Whatever preconceptions I might have had walking in were almost instantly vaporized in an explosion (almost literally) of cosmic dust.  First of all, regardless whether it took the full compass of Greenfield’s work, this amounted to a 40-year retrospective.  (The title, Lookin’ Back in Front of Me: Selected Works of Mark Steven Greenfield, 1974-2014, also implied a certain degree of introspect, which was borne out in the work itself).  Secondly, it was immediately apparent that Greenfield had taken the largest possible world-view from the very start.  His first astronomically-inspired paintings embrace the cosmos, from exploding nebulae and galaxies to our own dark star.  But also in terms of his approach to media, materials and motives, he seems to have taken the largest possible view of his creative domain. 

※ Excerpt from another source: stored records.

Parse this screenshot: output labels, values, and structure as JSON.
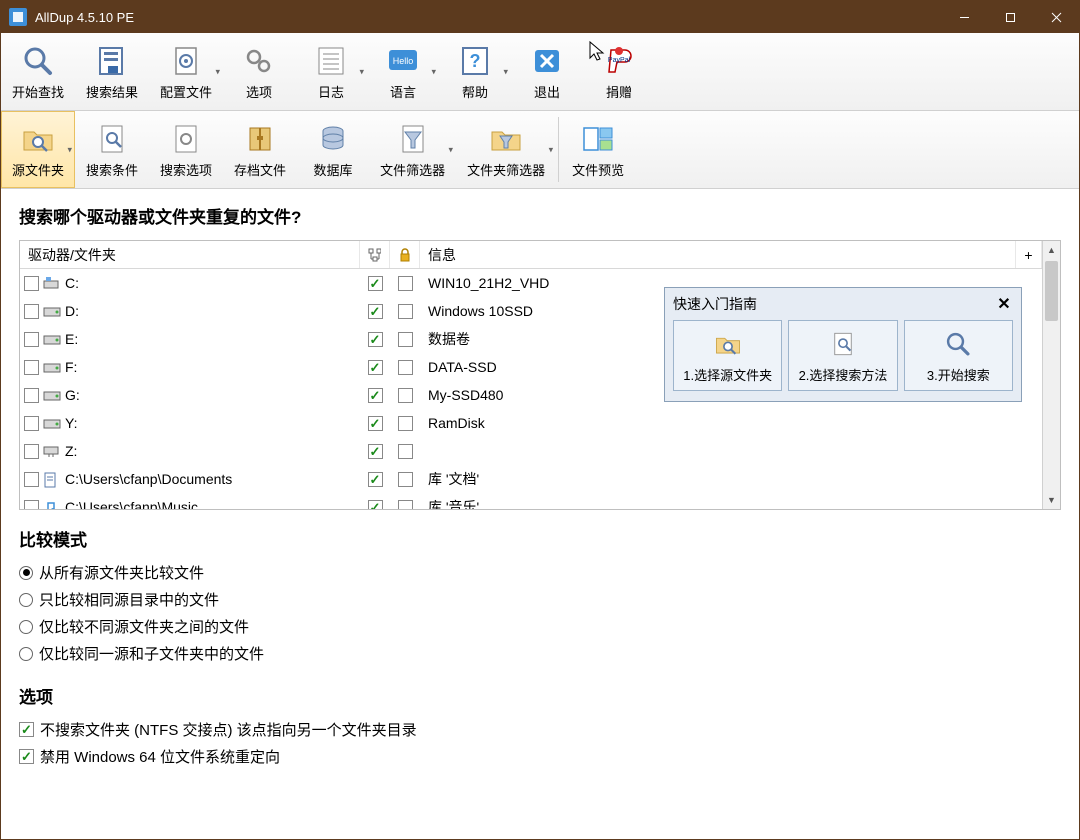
{
  "window": {
    "title": "AllDup 4.5.10 PE"
  },
  "toolbar1": {
    "items": [
      {
        "label": "开始查找",
        "name": "start-search-button",
        "icon": "magnifier"
      },
      {
        "label": "搜索结果",
        "name": "search-results-button",
        "icon": "results"
      },
      {
        "label": "配置文件",
        "name": "profile-button",
        "icon": "gear-doc",
        "dropdown": true
      },
      {
        "label": "选项",
        "name": "options-button",
        "icon": "gears"
      },
      {
        "label": "日志",
        "name": "log-button",
        "icon": "list",
        "dropdown": true
      },
      {
        "label": "语言",
        "name": "language-button",
        "icon": "hello",
        "dropdown": true
      },
      {
        "label": "帮助",
        "name": "help-button",
        "icon": "question",
        "dropdown": true
      },
      {
        "label": "退出",
        "name": "exit-button",
        "icon": "close-blue"
      },
      {
        "label": "捐赠",
        "name": "donate-button",
        "icon": "paypal"
      }
    ]
  },
  "toolbar2": {
    "items": [
      {
        "label": "源文件夹",
        "name": "source-folder-tab",
        "icon": "folder-mag",
        "active": true,
        "dropdown": true
      },
      {
        "label": "搜索条件",
        "name": "search-criteria-tab",
        "icon": "doc-mag"
      },
      {
        "label": "搜索选项",
        "name": "search-options-tab",
        "icon": "doc-gear"
      },
      {
        "label": "存档文件",
        "name": "archive-tab",
        "icon": "archive"
      },
      {
        "label": "数据库",
        "name": "database-tab",
        "icon": "db"
      },
      {
        "label": "文件筛选器",
        "name": "file-filter-tab",
        "icon": "filter",
        "dropdown": true
      },
      {
        "label": "文件夹筛选器",
        "name": "folder-filter-tab",
        "icon": "folder-filter",
        "dropdown": true
      },
      {
        "label": "文件预览",
        "name": "file-preview-tab",
        "icon": "preview",
        "sep_before": true
      }
    ]
  },
  "main": {
    "heading": "搜索哪个驱动器或文件夹重复的文件?",
    "columns": {
      "path": "驱动器/文件夹",
      "col1_icon": "tree-icon",
      "col2_icon": "lock-icon",
      "info": "信息"
    },
    "rows": [
      {
        "sel": false,
        "icon": "drive-sys",
        "path": "C:",
        "c1": true,
        "c2": false,
        "info": "WIN10_21H2_VHD"
      },
      {
        "sel": false,
        "icon": "drive",
        "path": "D:",
        "c1": true,
        "c2": false,
        "info": "Windows 10SSD"
      },
      {
        "sel": false,
        "icon": "drive",
        "path": "E:",
        "c1": true,
        "c2": false,
        "info": "数据卷"
      },
      {
        "sel": false,
        "icon": "drive",
        "path": "F:",
        "c1": true,
        "c2": false,
        "info": "DATA-SSD"
      },
      {
        "sel": false,
        "icon": "drive",
        "path": "G:",
        "c1": true,
        "c2": false,
        "info": "My-SSD480"
      },
      {
        "sel": false,
        "icon": "drive",
        "path": "Y:",
        "c1": true,
        "c2": false,
        "info": "RamDisk"
      },
      {
        "sel": false,
        "icon": "drive-net",
        "path": "Z:",
        "c1": true,
        "c2": false,
        "info": ""
      },
      {
        "sel": false,
        "icon": "doc",
        "path": "C:\\Users\\cfanp\\Documents",
        "c1": true,
        "c2": false,
        "info": "库 '文档'"
      },
      {
        "sel": false,
        "icon": "music",
        "path": "C:\\Users\\cfanp\\Music",
        "c1": true,
        "c2": false,
        "info": "库 '音乐'"
      }
    ]
  },
  "quick_guide": {
    "title": "快速入门指南",
    "items": [
      {
        "label": "1.选择源文件夹",
        "name": "guide-step-1"
      },
      {
        "label": "2.选择搜索方法",
        "name": "guide-step-2"
      },
      {
        "label": "3.开始搜索",
        "name": "guide-step-3"
      }
    ]
  },
  "compare": {
    "legend": "比较模式",
    "options": [
      {
        "label": "从所有源文件夹比较文件",
        "checked": true
      },
      {
        "label": "只比较相同源目录中的文件",
        "checked": false
      },
      {
        "label": "仅比较不同源文件夹之间的文件",
        "checked": false
      },
      {
        "label": "仅比较同一源和子文件夹中的文件",
        "checked": false
      }
    ]
  },
  "options": {
    "legend": "选项",
    "items": [
      {
        "label": "不搜索文件夹 (NTFS 交接点) 该点指向另一个文件夹目录",
        "checked": true
      },
      {
        "label": "禁用 Windows 64 位文件系统重定向",
        "checked": true
      }
    ]
  }
}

There’s a continuity between the mark-making of his more abstract work, his portraiture – frequently rendered in an exuberantly graphic style, which in turn veers into the domain of performance so evident behind much of his conceptual, identity-themed work.  Figure and ground are worked over, sometimes densely (in alternation, or woven through into a more or less unified field) with a kind of abstract calligraphy of not-so-universal symbols, icons and ciphers.  This extends to his use of materials and media, whether collage, film or digital media, or materials like coreplast – a kind of corrugated plastic Greenfield used as surface and scrim (e.g., in his Doodahz series); or the painted wood Russian-style nesting dolls he used in “The Pushkin Paradox.”  Greenfield’s work navigates the signs and symbols of identity, culture, community, society and state, juxtaposing and inverting implied and intended meanings that function as both masks (cultural/racial/ethnic/gender) and scar tissue in the larger social and cultural tapestry. 

In its totality, it was almost overwhelming (at least for a too-brief afternoon).  You don’t have to take my word for it.  Another colleague (Peter Frank) reviewed the show for ARTILLERY.  (You can read the review here.)   This was a life’s work; yet – for this viewer, particularly – it felt like a door opening onto an alternate universe; and I wondered if it indicated other doors and new directions for the artist himself.  Leaving the show, I had the sense that Greenfield’s ‘third act’ might be his richest.